Improve code quality and reduce technical debt by recognizing and addressing common code smells in data science, with practical refactoring tips and strategies for success.

Key takeaways
  • Refactoring is essential to improve code quality, but it requires careful planning and testing.
  • Code smells are patterns that indicate poor design or implementation, leading to code rot and maintenance nightmares.
  • Examples of code smells include:
    • Long parameter lists
    • Data clusters (unnecessary variables)
    • Long and complicated composition of code
    • Improper variable scoping
    • Primitive obsession (overuse of basic types instead of meaningful classes)
    • Feature envy (processing data in a class that doesn’t own it)
  • Code review is essential to identify and fix code smells, but it should be a positive and collaborative process.
  • The Happy Path is the main part of the code, while the error handling is secondary.
  • Dependency injection is a design pattern that helps decouple code from specific implementations.
  • Code quality is crucial in high-velocity environments, where rapid changes require maintainable code.

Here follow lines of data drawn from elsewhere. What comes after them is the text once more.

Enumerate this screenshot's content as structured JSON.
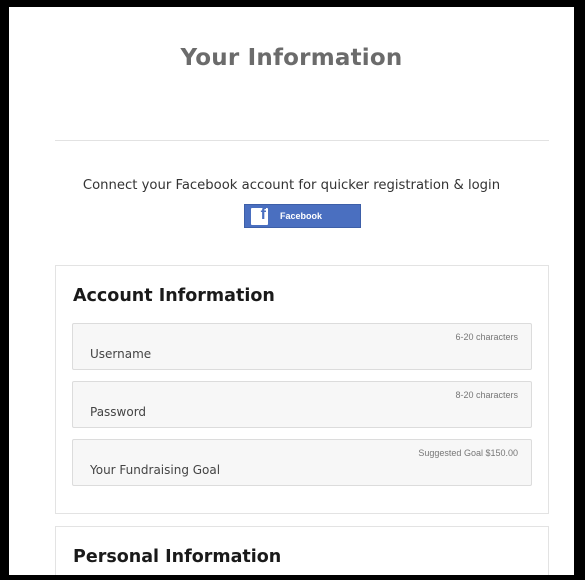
{
  "page": {
    "title": "Your Information"
  },
  "facebook": {
    "prompt": "Connect your Facebook account for quicker registration & login",
    "icon": "facebook-f-icon",
    "icon_glyph": "f",
    "button_label": "Facebook",
    "brand_color": "#4a6fc0"
  },
  "account_section": {
    "title": "Account Information",
    "fields": [
      {
        "label": "Username",
        "hint": "6-20 characters"
      },
      {
        "label": "Password",
        "hint": "8-20 characters"
      },
      {
        "label": "Your Fundraising Goal",
        "hint": "Suggested Goal $150.00"
      }
    ]
  },
  "personal_section": {
    "title": "Personal Information"
  }
}
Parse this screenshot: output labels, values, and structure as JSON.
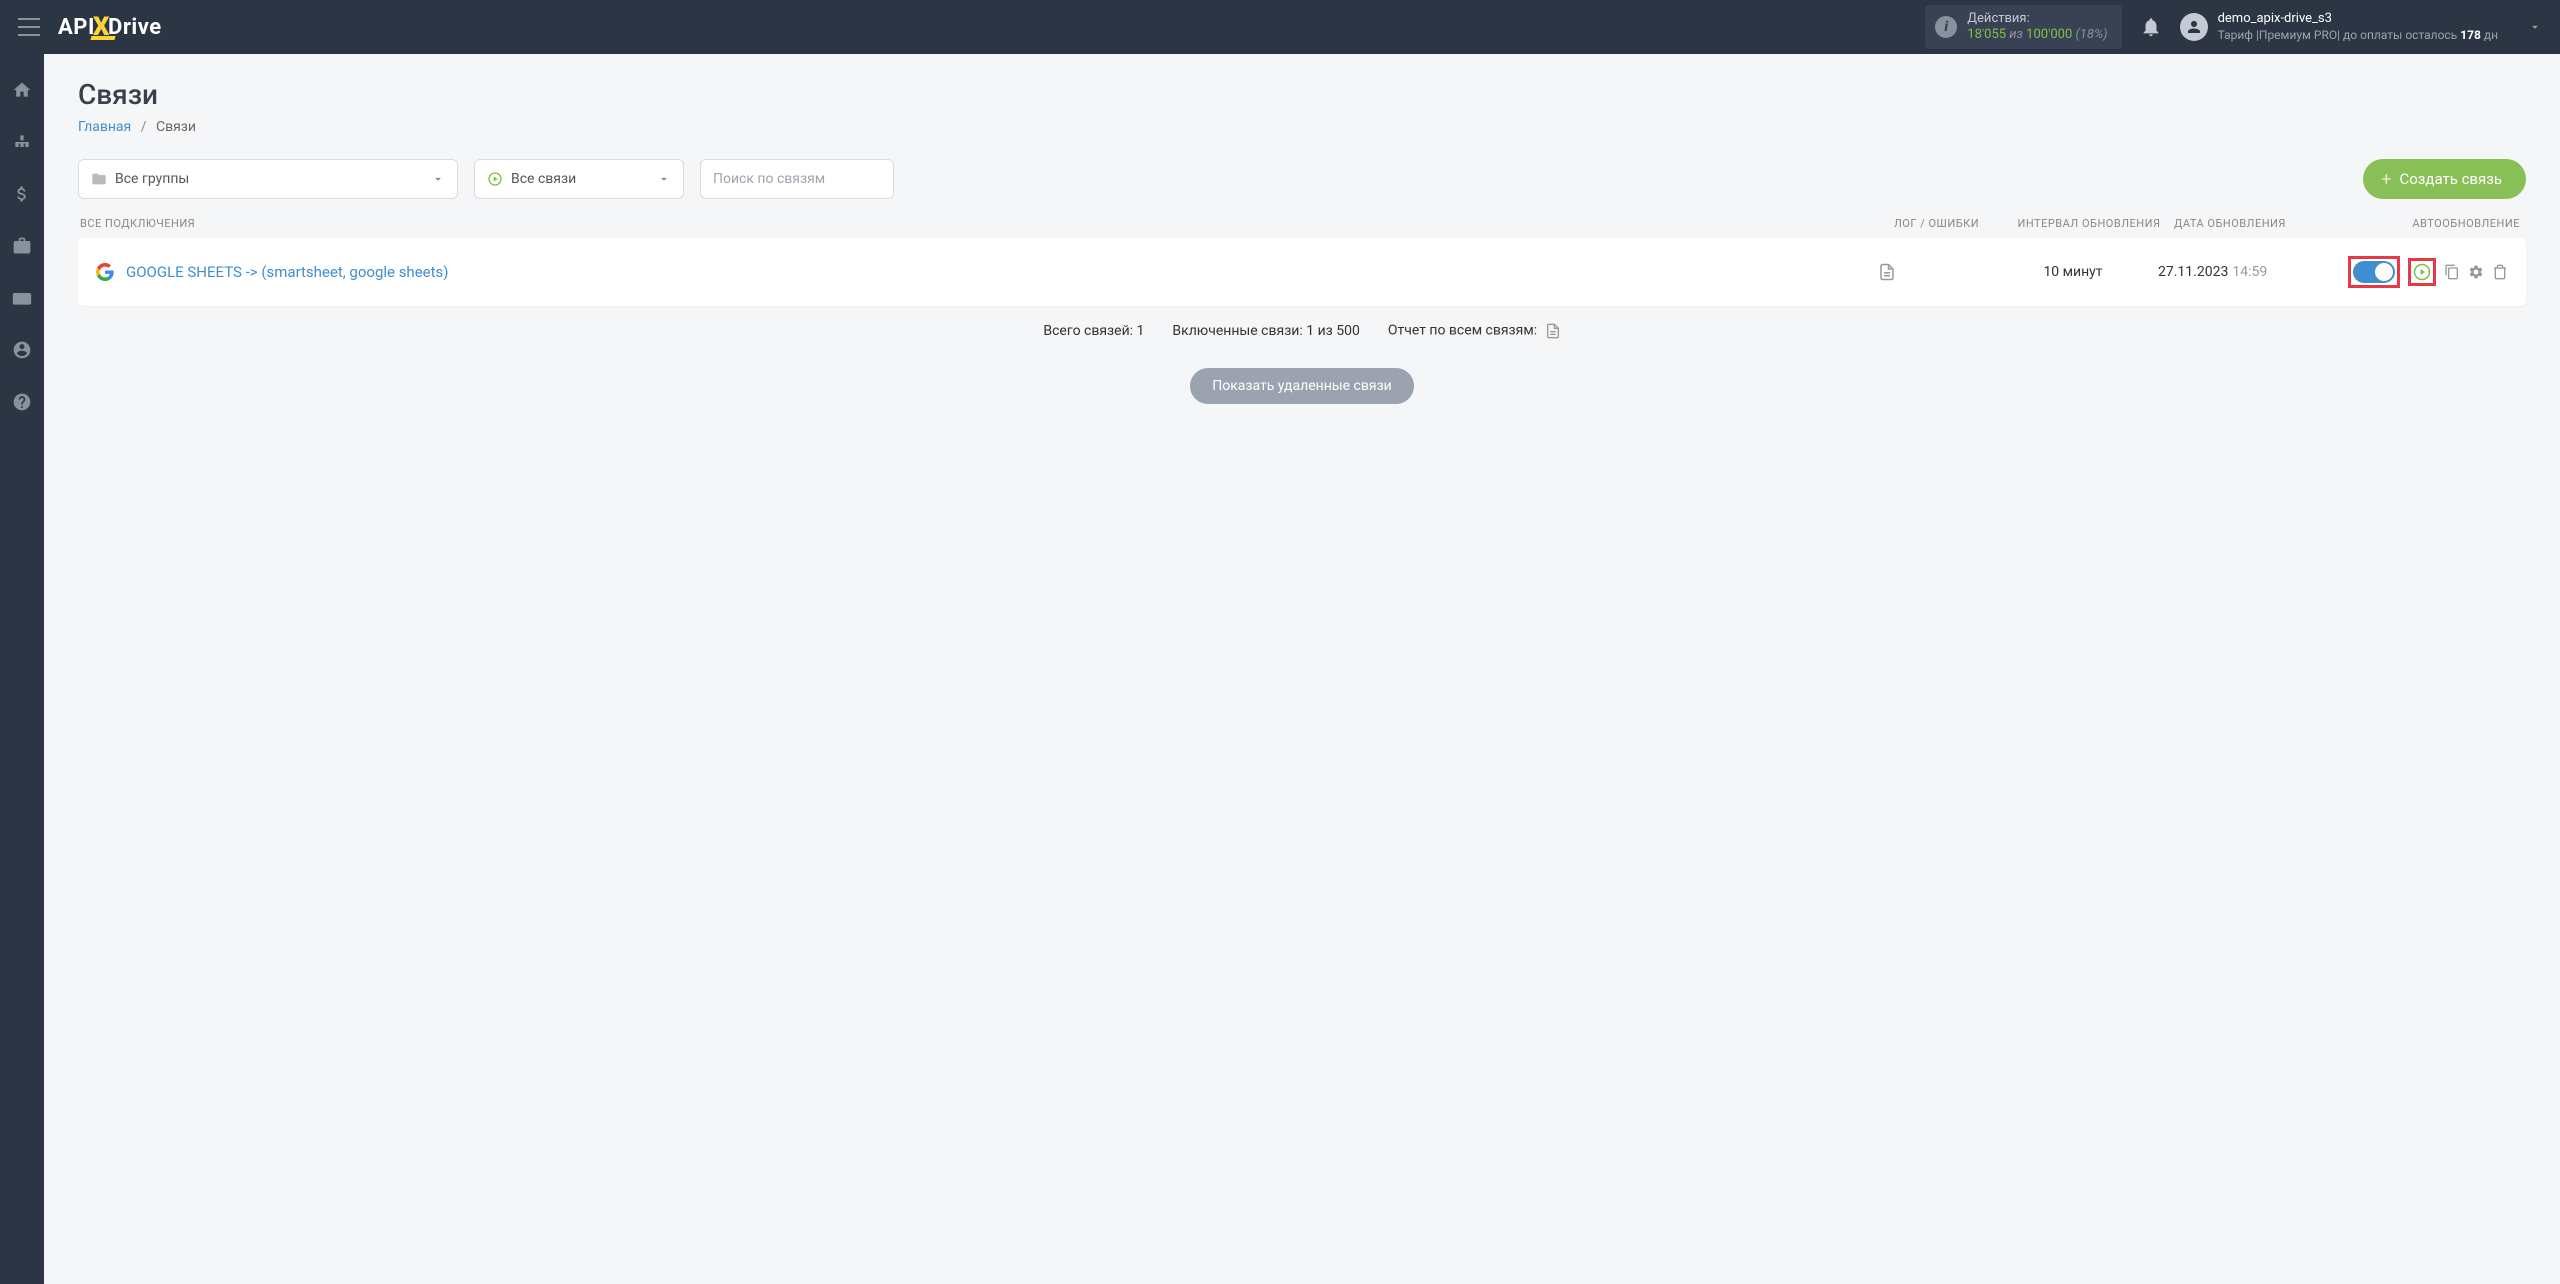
{
  "header": {
    "logo_api": "API",
    "logo_drive": "Drive",
    "actions": {
      "label": "Действия:",
      "count": "18'055",
      "of": " из ",
      "total": "100'000",
      "pct": " (18%)"
    },
    "user": {
      "name": "demo_apix-drive_s3",
      "tariff_prefix": "Тариф |Премиум PRO| до оплаты осталось ",
      "days": "178",
      "days_suffix": " дн"
    }
  },
  "page": {
    "title": "Связи",
    "breadcrumb_home": "Главная",
    "breadcrumb_sep": "/",
    "breadcrumb_current": "Связи"
  },
  "filters": {
    "groups_label": "Все группы",
    "conns_label": "Все связи",
    "search_placeholder": "Поиск по связям",
    "create_label": "Создать связь"
  },
  "columns": {
    "name": "ВСЕ ПОДКЛЮЧЕНИЯ",
    "log": "ЛОГ / ОШИБКИ",
    "interval": "ИНТЕРВАЛ ОБНОВЛЕНИЯ",
    "date": "ДАТА ОБНОВЛЕНИЯ",
    "auto": "АВТООБНОВЛЕНИЕ"
  },
  "rows": [
    {
      "name": "GOOGLE SHEETS -> (smartsheet, google sheets)",
      "interval": "10 минут",
      "date": "27.11.2023",
      "time": "14:59"
    }
  ],
  "summary": {
    "total": "Всего связей: 1",
    "enabled": "Включенные связи: 1 из 500",
    "report": "Отчет по всем связям:"
  },
  "deleted_btn": "Показать удаленные связи"
}
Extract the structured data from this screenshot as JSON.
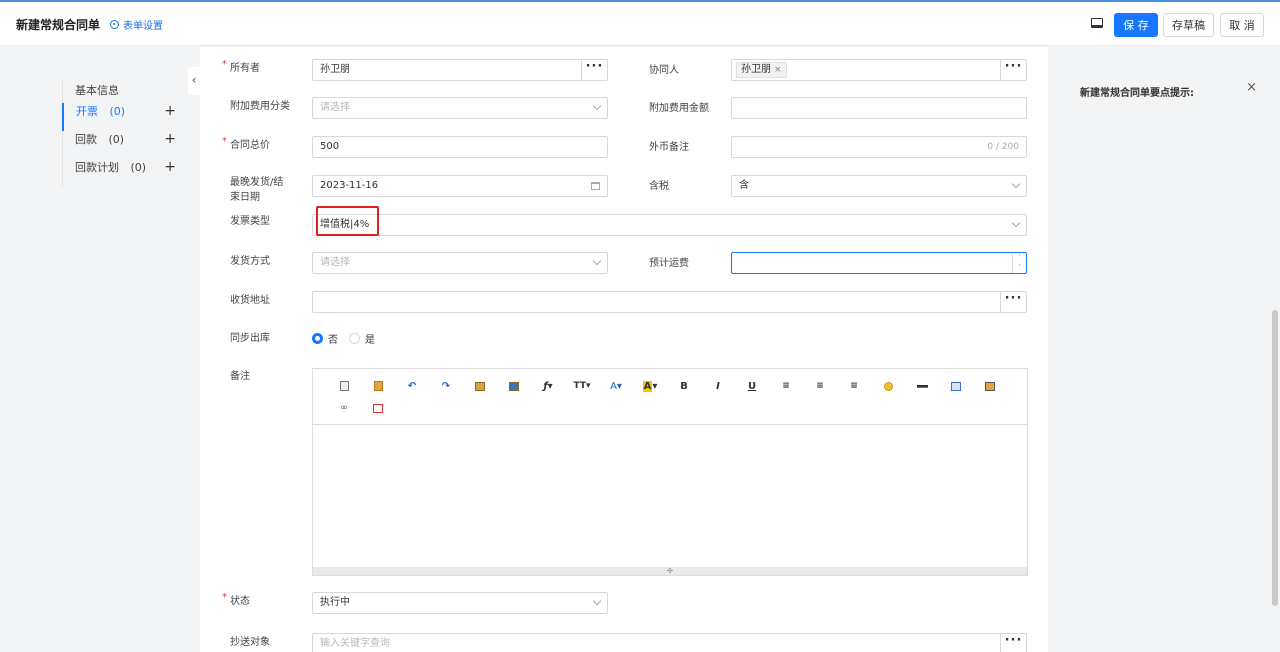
{
  "header": {
    "title": "新建常规合同单",
    "form_settings": "表单设置",
    "save": "保 存",
    "draft": "存草稿",
    "cancel": "取 消"
  },
  "nav": {
    "items": [
      {
        "label": "基本信息",
        "count": ""
      },
      {
        "label": "开票",
        "count": "(0)"
      },
      {
        "label": "回款",
        "count": "(0)"
      },
      {
        "label": "回款计划",
        "count": "(0)"
      }
    ]
  },
  "form": {
    "owner_label": "所有者",
    "owner_value": "孙卫朋",
    "collab_label": "协同人",
    "collab_tag": "孙卫朋",
    "fee_category_label": "附加费用分类",
    "fee_category_placeholder": "请选择",
    "fee_amount_label": "附加费用金额",
    "total_label": "合同总价",
    "total_value": "500",
    "fx_note_label": "外币备注",
    "fx_note_counter": "0 / 200",
    "latest_date_label": "最晚发货/结束日期",
    "latest_date_value": "2023-11-16",
    "tax_label": "含税",
    "tax_value": "含",
    "invoice_type_label": "发票类型",
    "invoice_type_value": "增值税|4%",
    "ship_method_label": "发货方式",
    "ship_method_placeholder": "请选择",
    "est_freight_label": "预计运费",
    "address_label": "收货地址",
    "sync_label": "同步出库",
    "sync_no": "否",
    "sync_yes": "是",
    "remark_label": "备注",
    "status_label": "状态",
    "status_value": "执行中",
    "cc_label": "抄送对象",
    "cc_placeholder": "输入关键字查询"
  },
  "right_panel": {
    "tip_title": "新建常规合同单要点提示:"
  }
}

  • Code smells can lead to technical debt, which is often difficult to pay back.
  • Writing readable code is essential for communication and collaboration, and it takes practice to develop good coding skills.
  • Code review should focus on making the code better, not just on checking for errors.
  • Improving code quality is important for reducing technical debt and increasing productivity.
  • The goal of code review is to improve the code, not to criticize the author.